Tata Steel declared an equity dividend of Rs. 8 per share.
Despite muted market environment, Tata Steel India operations recorded strong growth in the quarter and grew by 16% on the back of surge in volumes in high value segments like auto (19% q-o-q growth) and branded products (19% q-o-q growth).
For FY16, India deliveries increased by 9% with best ever sales of 9.54MT far in excess of the market which grew at 4.5% over the period. This growth was achieved despite heightened competition as India saw an increase in net imports by over 200% in this period and a reduction in the share of domestic players to 84%. Domestic steel prices in India declined compared to previous quarter and the impact of the MIP did not reflect in the market prices.

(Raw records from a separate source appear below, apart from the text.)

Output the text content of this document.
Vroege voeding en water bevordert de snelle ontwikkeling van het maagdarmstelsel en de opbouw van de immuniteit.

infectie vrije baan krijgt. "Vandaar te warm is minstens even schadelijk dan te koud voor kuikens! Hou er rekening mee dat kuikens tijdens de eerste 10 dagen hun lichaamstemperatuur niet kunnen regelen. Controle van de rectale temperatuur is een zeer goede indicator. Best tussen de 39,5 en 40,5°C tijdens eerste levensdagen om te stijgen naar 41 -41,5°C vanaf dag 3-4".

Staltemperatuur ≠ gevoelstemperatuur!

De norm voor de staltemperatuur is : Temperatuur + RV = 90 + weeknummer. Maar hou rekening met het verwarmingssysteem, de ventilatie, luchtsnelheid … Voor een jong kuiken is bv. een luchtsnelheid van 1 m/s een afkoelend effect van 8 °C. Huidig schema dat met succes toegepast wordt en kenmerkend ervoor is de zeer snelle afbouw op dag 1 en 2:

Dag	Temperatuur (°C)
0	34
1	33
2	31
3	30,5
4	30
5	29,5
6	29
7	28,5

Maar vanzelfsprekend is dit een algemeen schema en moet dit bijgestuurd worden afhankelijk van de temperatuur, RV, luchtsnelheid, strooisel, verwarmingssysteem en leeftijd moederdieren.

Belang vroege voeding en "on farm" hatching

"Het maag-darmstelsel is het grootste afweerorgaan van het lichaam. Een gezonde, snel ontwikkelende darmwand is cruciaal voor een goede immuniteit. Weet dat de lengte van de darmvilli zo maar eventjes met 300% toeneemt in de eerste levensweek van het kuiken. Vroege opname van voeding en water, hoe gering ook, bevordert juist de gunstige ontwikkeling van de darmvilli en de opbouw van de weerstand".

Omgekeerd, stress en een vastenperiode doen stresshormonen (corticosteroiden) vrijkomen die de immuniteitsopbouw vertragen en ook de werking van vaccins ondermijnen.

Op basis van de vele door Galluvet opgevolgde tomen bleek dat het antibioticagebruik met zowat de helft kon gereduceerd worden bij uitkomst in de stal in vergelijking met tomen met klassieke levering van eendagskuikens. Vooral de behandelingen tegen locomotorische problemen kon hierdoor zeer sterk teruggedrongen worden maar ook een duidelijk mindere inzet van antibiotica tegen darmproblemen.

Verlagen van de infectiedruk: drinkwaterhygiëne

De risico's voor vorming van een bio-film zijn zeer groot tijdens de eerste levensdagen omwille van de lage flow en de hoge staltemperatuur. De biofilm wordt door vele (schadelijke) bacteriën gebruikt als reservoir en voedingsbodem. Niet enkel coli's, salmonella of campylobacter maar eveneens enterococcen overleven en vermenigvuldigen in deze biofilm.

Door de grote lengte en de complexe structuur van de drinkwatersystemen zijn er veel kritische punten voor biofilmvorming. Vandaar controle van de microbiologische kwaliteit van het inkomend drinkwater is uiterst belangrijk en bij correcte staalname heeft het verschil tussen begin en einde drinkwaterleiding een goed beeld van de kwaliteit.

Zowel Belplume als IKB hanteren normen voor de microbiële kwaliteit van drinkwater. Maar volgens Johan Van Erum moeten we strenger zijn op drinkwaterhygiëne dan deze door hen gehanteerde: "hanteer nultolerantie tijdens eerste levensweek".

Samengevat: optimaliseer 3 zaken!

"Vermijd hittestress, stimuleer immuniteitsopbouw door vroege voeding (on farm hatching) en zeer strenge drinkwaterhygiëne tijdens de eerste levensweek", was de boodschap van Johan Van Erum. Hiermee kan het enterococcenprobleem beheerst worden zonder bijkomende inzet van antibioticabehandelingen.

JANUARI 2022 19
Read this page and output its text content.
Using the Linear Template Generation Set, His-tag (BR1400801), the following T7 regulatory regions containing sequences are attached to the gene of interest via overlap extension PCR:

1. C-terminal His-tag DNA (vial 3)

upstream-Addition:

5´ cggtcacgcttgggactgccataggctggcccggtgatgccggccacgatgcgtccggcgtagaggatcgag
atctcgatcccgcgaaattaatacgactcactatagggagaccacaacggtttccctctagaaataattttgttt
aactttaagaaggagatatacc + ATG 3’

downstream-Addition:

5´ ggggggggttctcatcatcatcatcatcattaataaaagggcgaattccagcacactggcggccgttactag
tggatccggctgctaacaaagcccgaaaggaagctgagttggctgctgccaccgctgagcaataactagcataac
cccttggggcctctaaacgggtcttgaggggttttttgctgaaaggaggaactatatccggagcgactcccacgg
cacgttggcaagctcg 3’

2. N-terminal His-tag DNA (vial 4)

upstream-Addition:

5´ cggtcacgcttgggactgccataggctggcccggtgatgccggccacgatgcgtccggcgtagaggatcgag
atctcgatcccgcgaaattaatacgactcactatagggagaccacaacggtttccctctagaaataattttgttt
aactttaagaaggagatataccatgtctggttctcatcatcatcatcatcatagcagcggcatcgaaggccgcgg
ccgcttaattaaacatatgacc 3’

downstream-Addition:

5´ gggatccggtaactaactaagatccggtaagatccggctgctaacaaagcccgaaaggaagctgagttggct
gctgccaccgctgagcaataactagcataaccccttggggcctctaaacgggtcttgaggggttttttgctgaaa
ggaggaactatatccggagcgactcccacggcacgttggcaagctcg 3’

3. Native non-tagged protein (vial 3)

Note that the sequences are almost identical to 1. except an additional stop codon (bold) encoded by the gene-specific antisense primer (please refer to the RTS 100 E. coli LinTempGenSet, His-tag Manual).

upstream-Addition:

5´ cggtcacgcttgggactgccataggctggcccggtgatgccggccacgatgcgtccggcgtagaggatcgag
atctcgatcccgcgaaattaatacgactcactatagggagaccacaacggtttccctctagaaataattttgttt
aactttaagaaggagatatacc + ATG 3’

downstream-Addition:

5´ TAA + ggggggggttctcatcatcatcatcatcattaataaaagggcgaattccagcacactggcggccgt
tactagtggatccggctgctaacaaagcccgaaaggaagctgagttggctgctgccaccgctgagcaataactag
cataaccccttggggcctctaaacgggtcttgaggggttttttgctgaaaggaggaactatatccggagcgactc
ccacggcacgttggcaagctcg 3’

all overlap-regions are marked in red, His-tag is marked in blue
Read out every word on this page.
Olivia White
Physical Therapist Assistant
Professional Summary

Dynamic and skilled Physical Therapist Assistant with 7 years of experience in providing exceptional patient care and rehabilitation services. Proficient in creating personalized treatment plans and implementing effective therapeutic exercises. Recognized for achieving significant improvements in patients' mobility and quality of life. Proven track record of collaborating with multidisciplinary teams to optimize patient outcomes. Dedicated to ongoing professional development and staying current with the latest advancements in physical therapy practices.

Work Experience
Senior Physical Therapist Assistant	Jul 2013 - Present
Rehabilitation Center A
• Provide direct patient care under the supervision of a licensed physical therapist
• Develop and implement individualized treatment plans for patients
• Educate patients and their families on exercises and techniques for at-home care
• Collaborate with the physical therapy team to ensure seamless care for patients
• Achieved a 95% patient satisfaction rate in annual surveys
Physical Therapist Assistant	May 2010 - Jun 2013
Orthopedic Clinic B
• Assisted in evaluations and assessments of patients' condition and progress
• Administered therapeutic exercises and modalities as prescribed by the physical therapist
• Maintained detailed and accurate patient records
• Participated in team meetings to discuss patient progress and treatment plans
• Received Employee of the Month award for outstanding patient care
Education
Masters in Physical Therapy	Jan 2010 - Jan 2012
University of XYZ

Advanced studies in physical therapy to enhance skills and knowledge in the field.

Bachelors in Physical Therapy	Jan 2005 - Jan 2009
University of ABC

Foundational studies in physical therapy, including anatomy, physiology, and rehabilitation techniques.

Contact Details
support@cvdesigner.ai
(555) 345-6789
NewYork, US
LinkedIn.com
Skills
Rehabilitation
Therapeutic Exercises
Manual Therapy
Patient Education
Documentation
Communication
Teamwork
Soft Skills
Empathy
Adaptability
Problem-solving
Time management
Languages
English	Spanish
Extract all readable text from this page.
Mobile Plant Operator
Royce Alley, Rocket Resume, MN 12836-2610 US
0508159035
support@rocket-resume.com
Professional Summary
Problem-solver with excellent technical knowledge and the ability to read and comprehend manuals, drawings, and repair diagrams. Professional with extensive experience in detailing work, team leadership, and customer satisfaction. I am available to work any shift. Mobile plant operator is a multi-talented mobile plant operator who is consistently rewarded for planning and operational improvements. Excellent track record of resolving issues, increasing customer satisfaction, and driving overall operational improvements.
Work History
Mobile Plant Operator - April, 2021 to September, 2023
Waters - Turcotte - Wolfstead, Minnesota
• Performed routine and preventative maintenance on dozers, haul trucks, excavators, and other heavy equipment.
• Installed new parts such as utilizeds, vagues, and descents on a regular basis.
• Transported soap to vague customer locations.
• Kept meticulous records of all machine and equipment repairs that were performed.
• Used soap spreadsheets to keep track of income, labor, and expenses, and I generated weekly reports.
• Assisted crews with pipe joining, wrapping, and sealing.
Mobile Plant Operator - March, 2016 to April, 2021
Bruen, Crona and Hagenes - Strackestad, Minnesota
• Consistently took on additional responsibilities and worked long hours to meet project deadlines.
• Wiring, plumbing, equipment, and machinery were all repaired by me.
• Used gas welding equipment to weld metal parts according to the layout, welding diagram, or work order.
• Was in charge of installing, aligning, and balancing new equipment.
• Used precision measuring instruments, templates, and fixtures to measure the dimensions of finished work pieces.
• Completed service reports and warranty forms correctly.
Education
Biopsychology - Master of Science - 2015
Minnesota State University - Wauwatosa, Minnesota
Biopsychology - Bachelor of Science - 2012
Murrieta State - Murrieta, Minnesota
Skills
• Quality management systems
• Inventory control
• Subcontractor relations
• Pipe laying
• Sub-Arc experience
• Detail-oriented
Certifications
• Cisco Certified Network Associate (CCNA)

Tata Steel India saw strong growth across segments. Automotive and special products sales reached highest ever sales of 1.43MT and contributed 15% of total sales. Branded Products and Retail sales surged to 3.35MT and contributed around 35% of total sales. The company’s largest brand TISCON’ registered highest ever sales of 2.51MT for FY16, a growth of 13%. Our retail customers increased to around 30 lakh households across India.
Tata Steel Europe
Considering the challenging situation faced in Europe, the company has taken several steps to restructure the European operations, which are as below:
Tata Steel UK Limited signed an agreement with Greybull Capital to sell its Long Products Europe business. The deal will be completed once a number of outstanding conditions have been resolved, including transfer of contracts, certain Government approvals and the satisfactory completion of financing arrangements.
The Tata Steel Europe Board under the advice of the Tata Steel Board is actively reviewing all options for the Tata Steel UK Business including a potential sale of the business.
Kalinganagar Steel Plant
The Tata Steel Kalinganagar Steel Plant has been commissioning various facilities over the last few months. While the trials at the Hot Strip Mill had commenced in October 2015 , the sinter plant commenced production on 14th Jan’16 and the hot metal production was initiated on 2nd March’16.
Tata Steel on Wednesday also announced the start of commercial production at the 3MTPA Kalinganagar Steel Plant. The stabilization process is currently underway. The facility will produce flat steel for high end applications enabling the Company to expand its product portfolio in the ship building, defense equipment, energy and power, infrastructure, and aviation sectors. It will also consolidate Tata Steel’s leadership position in the domestic automotive segment.
T V Narendran, managing director of Tata Steel India and South East Asia, said, “Tata Steel recorded its highest ever sales at 9.54MT in FY16 and successfully consolidated its market share despite extremely challenging market conditions. Sales in 4Q increased by 16% with strong growth in key segments such as automotive and branded products.”
He added, “We continue to invest and build on the equity we have in the market place. Cost improvement initiatives and downstream value addition across product/market segments remain an area of focus. The Kalinganagar facility is stabilizing fast and will enable us to further consolidate our presence in existing ‘high’ end market segments with additional volumes in FY’17. We are well positioned to serve the increase in demand due to overall economic growth and the expected thrust on infrastructure in FY’17.”
Koushik Chatterjee, group executive director (Finance and Corporate), said, “While the pressure on the product prices continued during the quarter both in India and in Europe, our operations during the quarter were very resilient across most of the geographies and have reported much improved underlying performance compared to the previous quarter.
The subsidiaries and affiliates of the Tata Steel group have also reported improved performance and have contributed to the consolidated earnings. As a result of better underlying performance, the EBIDTA earnings expanded by 470 basis points even under challenging market conditions.
While government intervention against unfairly priced imports in India has helped markets stabilize, the UK steel operations continued to be exposed to volatile currency and low priced imports into the country.”